As is characteristic of those who adopt the therapeutic role, one who sanctions this position aims to treat, bring about an improvement, or provide alleviation of a distressing condition or state (3). But such a therapeutic position presupposes a knowledge of what is and is not in need of treatment, of what does and does not count as improvement, and makes such judgments on the basis of the experiences of students which might lead to distress.

Clearly, such a perspective is likely to perpetuate conformity and unthinking acceptance of whatever culturally dominant values, ideas, and sensibilities--no matter how inane, unsophisticated, or uncritical--students may have assimilated over the years. The therapeutic attitude will safeguard and sustain institutionally prescribed moral, intellectual, and psychological programs. In this interventionist therapy the process of the critical appraisal is shortcircuited, certainly hindered--if not altogether lost.

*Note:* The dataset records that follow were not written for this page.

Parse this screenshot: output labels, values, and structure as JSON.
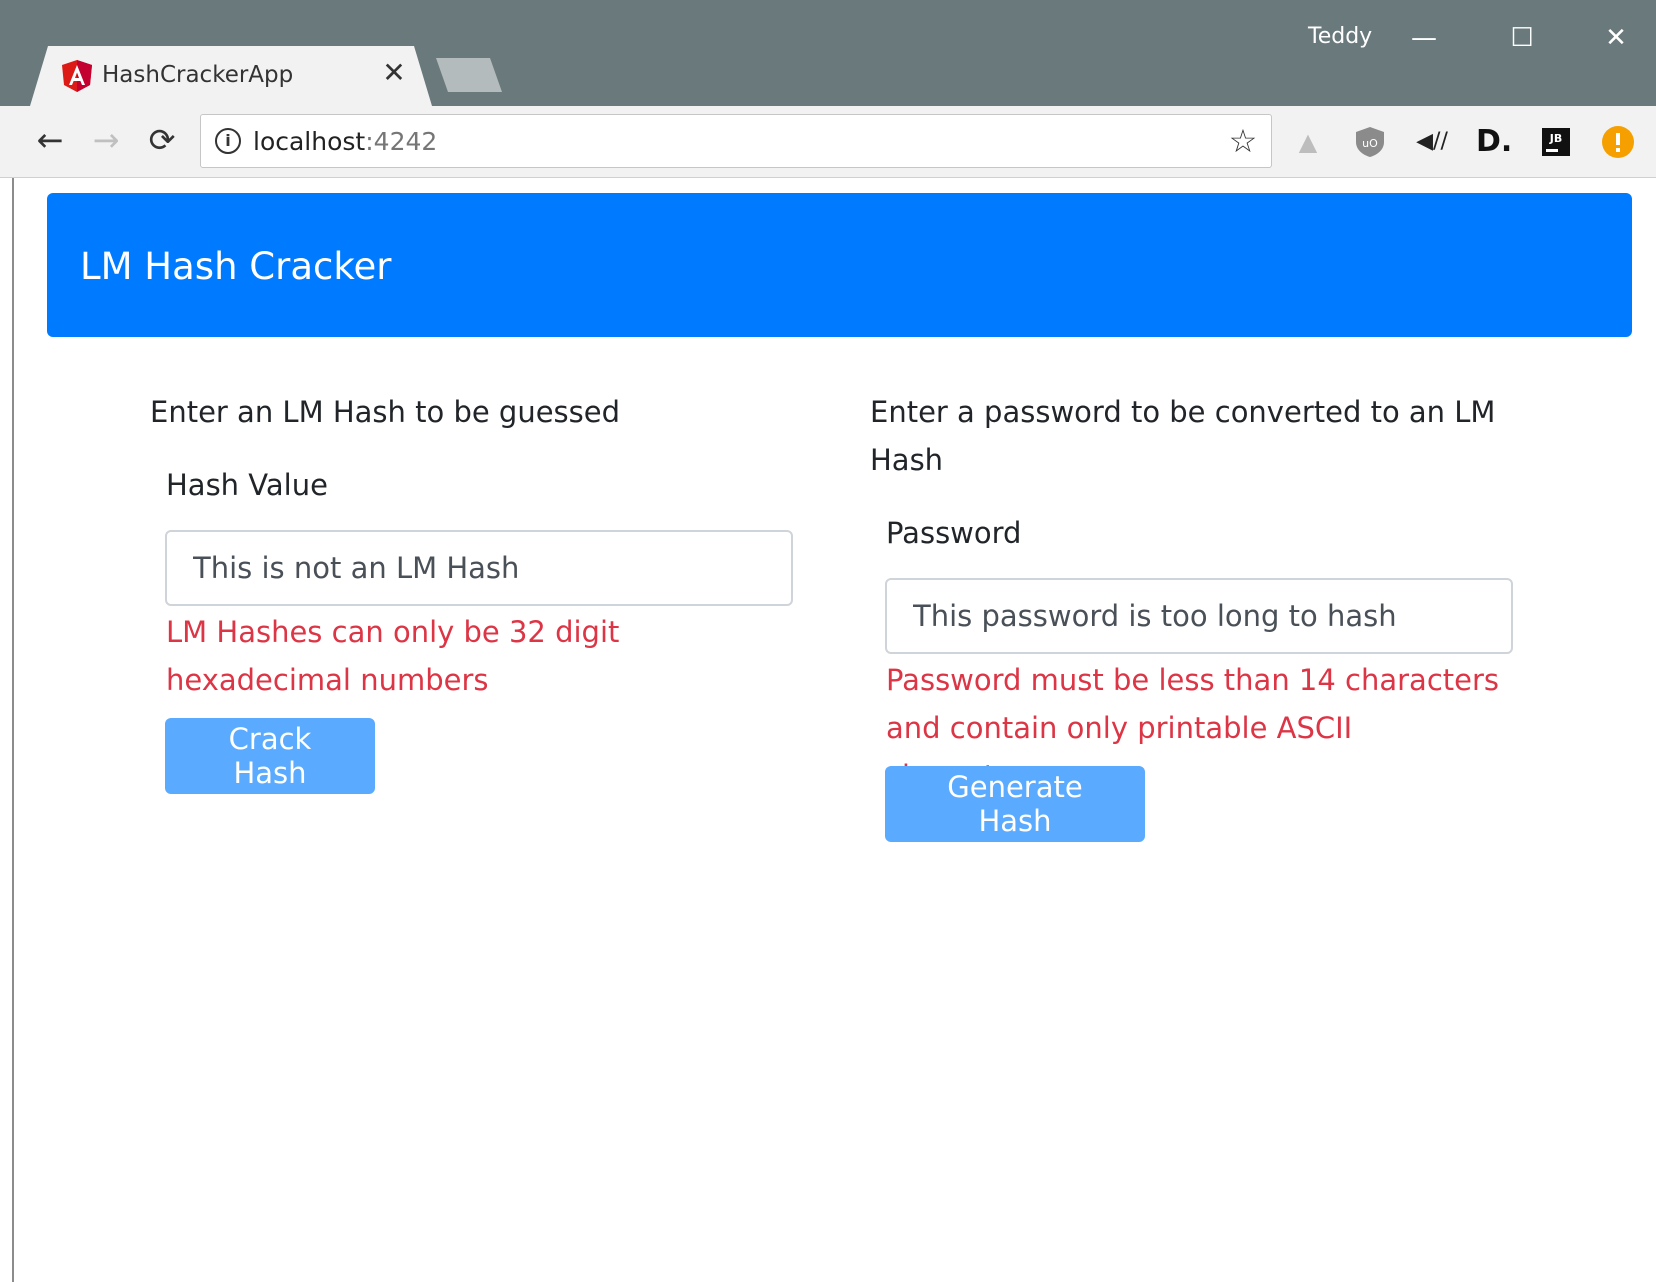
{
  "browser": {
    "tab_title": "HashCrackerApp",
    "tab_close_icon": "close-icon",
    "profile_name": "Teddy",
    "url_host": "localhost",
    "url_port": ":4242",
    "extensions": [
      "google-drive-icon",
      "ublock-icon",
      "audio-icon",
      "dashlane-icon",
      "jetbrains-icon",
      "warning-icon"
    ]
  },
  "app": {
    "brand": "LM Hash Cracker",
    "crack": {
      "intro": "Enter an LM Hash to be guessed",
      "label": "Hash Value",
      "value": "This is not an LM Hash",
      "error": "LM Hashes can only be 32 digit hexadecimal numbers",
      "button": "Crack Hash"
    },
    "generate": {
      "intro": "Enter a password to be converted to an LM Hash",
      "label": "Password",
      "value": "This password is too long to hash",
      "error": "Password must be less than 14 characters and contain only printable ASCII characters",
      "button": "Generate Hash"
    }
  },
  "colors": {
    "navbar": "#007bff",
    "error": "#dc3545",
    "button_disabled": "#5aabff"
  }
}
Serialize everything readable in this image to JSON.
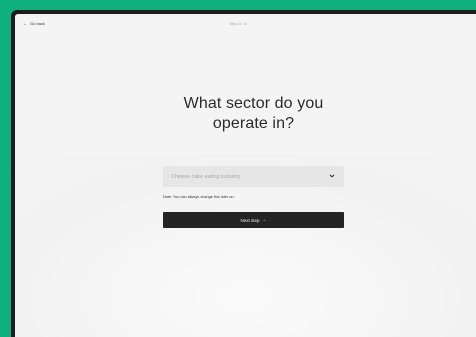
{
  "header": {
    "back_label": "Go back",
    "back_icon": "arrow-left-icon",
    "step_label": "Step 5 / 6"
  },
  "form": {
    "question": "What sector do you operate in?",
    "select": {
      "placeholder": "Cheese cake eating industry",
      "icon": "chevron-down-icon"
    },
    "note": "Note: You can always change this later on.",
    "next_button": {
      "label": "Next step",
      "icon": "arrow-right-icon"
    }
  },
  "colors": {
    "background_accent": "#10b07e",
    "screen_background": "#f4f4f4",
    "button_background": "#242424",
    "select_background": "#e6e6e6"
  }
}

With the coming of the therapist, with the ever-expanding influence of the therapeutic attitude in universities, it may be time for another revolution in academic freedom, one in which those committed to the process of critical inquiry and investigation demand liberties and freedom from supervision--only this time it will not be from the state or the church, but from the intrusive interventions of therapists whose threats to academic freedom are manifest in their desire to make the university free from that which might be considered distressing, disturbing, and offensive. The biggest threat to academic freedom today and in the near future comes from those who want to make the university nice, safe, and secure.


ENDNOTES

  1. American Association of University Professors, "1940 Statement of Principles on Academic Freedom and Tenure (With 1970 Interpretive Comments)," and "Joint Statement on Rights and Freedoms of Students," Policy Documents and Reports (1990).

  2. Dr. Sarah Shumate, "Academic Environment Needs Care in order to Flourish," The Observer (16 November 1995). All succeeding quotations, unless otherwise noted, are from Dr. Shumate's article.

  3. Alfred M. Freedman, M.D., et al., Modern Synopsis of Psychiatry (Baltimore: Williams and Wilkins, 1972), 797.